Camarón que se duerme, se lo lleva la corriente

El doctor Marco Espino, destacado científico peruano, dedicó su vida al estudio de la anchoveta siendo uno de los investigadores que sentaron las bases de la investigación en el IMARPE. Nos dejó hace cinco años, pero su legado es un ejemplo a seguir: “La normalidad del mar peruano es su alta variabilidad”.

El Fenómeno El Niño ha ocasionado el incremento de la temperatura del mar, alterando la distribución y disponibilidad de la anchoveta. Los cardúmenes tienden a profundizarse fuera del alcance de las redes de las embarcaciones industriales.

Como medida preventiva y basada en información proporcionada por IMARPE, PRODUCE suspendió la primera temporada de pesca de anchoveta en 480,000 toneladas; es decir, al 24.6% de avance de la cuota asignada y 80% menor en desembarques respecto al mismo periodo del año pasado.

El 2023 fue también fue un año anómalo por El Niño Costero y no hubo primera temporada de pesca de anchoveta. Sin embargo, un trabajo articulado del IMARPE, PRODUCE y la industria permitió realizar 9 actividades de investigación y monitoreo de la anchoveta y tomar decisiones en base a ciencia.

La investigación científica es la clave para la gestión pesquera y la toma de decisiones oportunas y acertadas.
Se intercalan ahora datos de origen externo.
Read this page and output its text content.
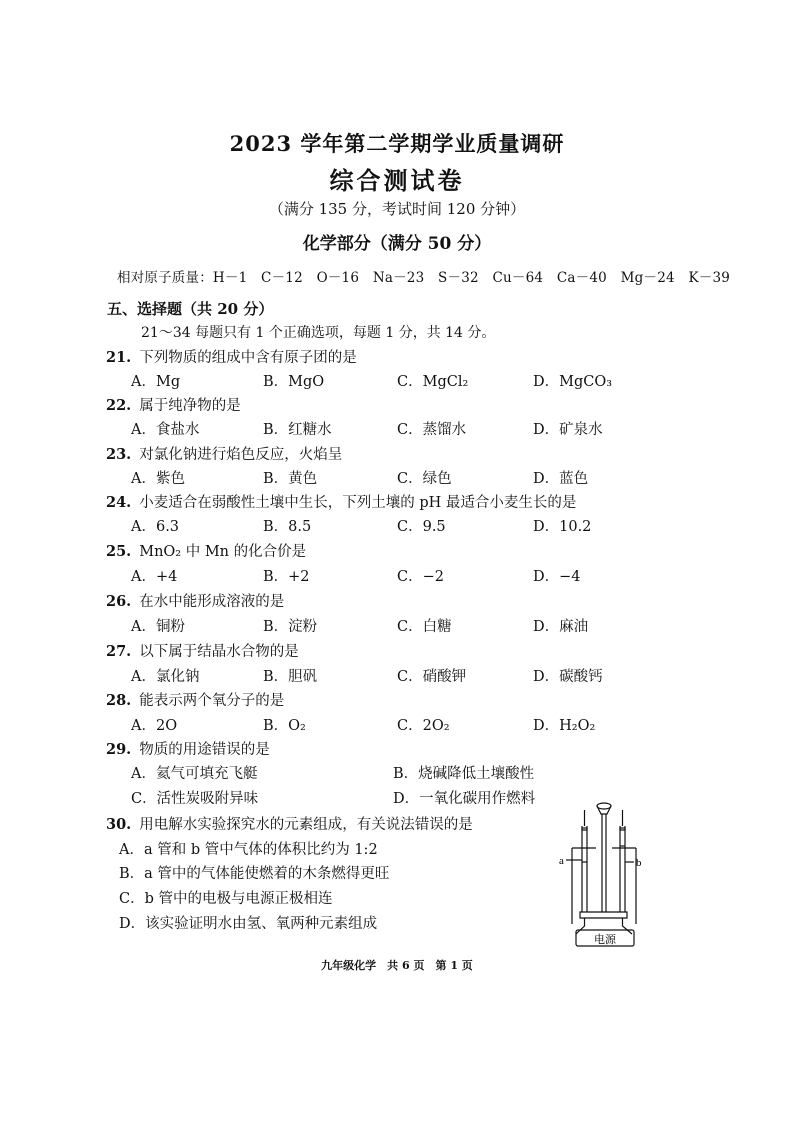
2023 学年第二学期学业质量调研
综合测试卷
（满分 135 分，考试时间 120 分钟）
化学部分（满分 50 分）
相对原子质量：H－1　C－12　O－16　Na－23　S－32　Cu－64　Ca－40　Mg－24　K－39
五、选择题（共 20 分）
21～34 每题只有 1 个正确选项，每题 1 分，共 14 分。
21. 下列物质的组成中含有原子团的是
A．Mg	B．MgO	C．MgCl₂	D．MgCO₃
22. 属于纯净物的是
A．食盐水	B．红糖水	C．蒸馏水	D．矿泉水
23. 对氯化钠进行焰色反应，火焰呈
A．紫色	B．黄色	C．绿色	D．蓝色
24. 小麦适合在弱酸性土壤中生长，下列土壤的 pH 最适合小麦生长的是
A．6.3	B．8.5	C．9.5	D．10.2
25. MnO₂ 中 Mn 的化合价是
A．+4	B．+2	C．−2	D．−4
26. 在水中能形成溶液的是
A．铜粉	B．淀粉	C．白糖	D．麻油
27. 以下属于结晶水合物的是
A．氯化钠	B．胆矾	C．硝酸钾	D．碳酸钙
28. 能表示两个氧分子的是
A．2O	B．O₂	C．2O₂	D．H₂O₂
29. 物质的用途错误的是
A．氦气可填充飞艇	B．烧碱降低土壤酸性
C．活性炭吸附异味	D．一氧化碳用作燃料
30. 用电解水实验探究水的元素组成，有关说法错误的是
A．a 管和 b 管中气体的体积比约为 1:2
B．a 管中的气体能使燃着的木条燃得更旺
C．b 管中的电极与电源正极相连
D．该实验证明水由氢、氧两种元素组成
a	b
电源
九年级化学　共 6 页　第 1 页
Como señaló el doctor Espino, nuestro mar es muy variable y requiere permanente estudio y monitoreo.

La parálisis, el miedo y el comportamiento pasivo de burócratas que no son responsables con una pesquería que representa el sustento de más de 250,000 familias no es una opción, solo refleja la indolencia que ha copado gran parte de la administración pública. No se puede permanecer paralizado escudándose en el “principio precautorio”. Se está deshonrando el compromiso con el desarrollo del país. Y como dice el refrán “camarón que se duerme, se lo lleva la corriente”.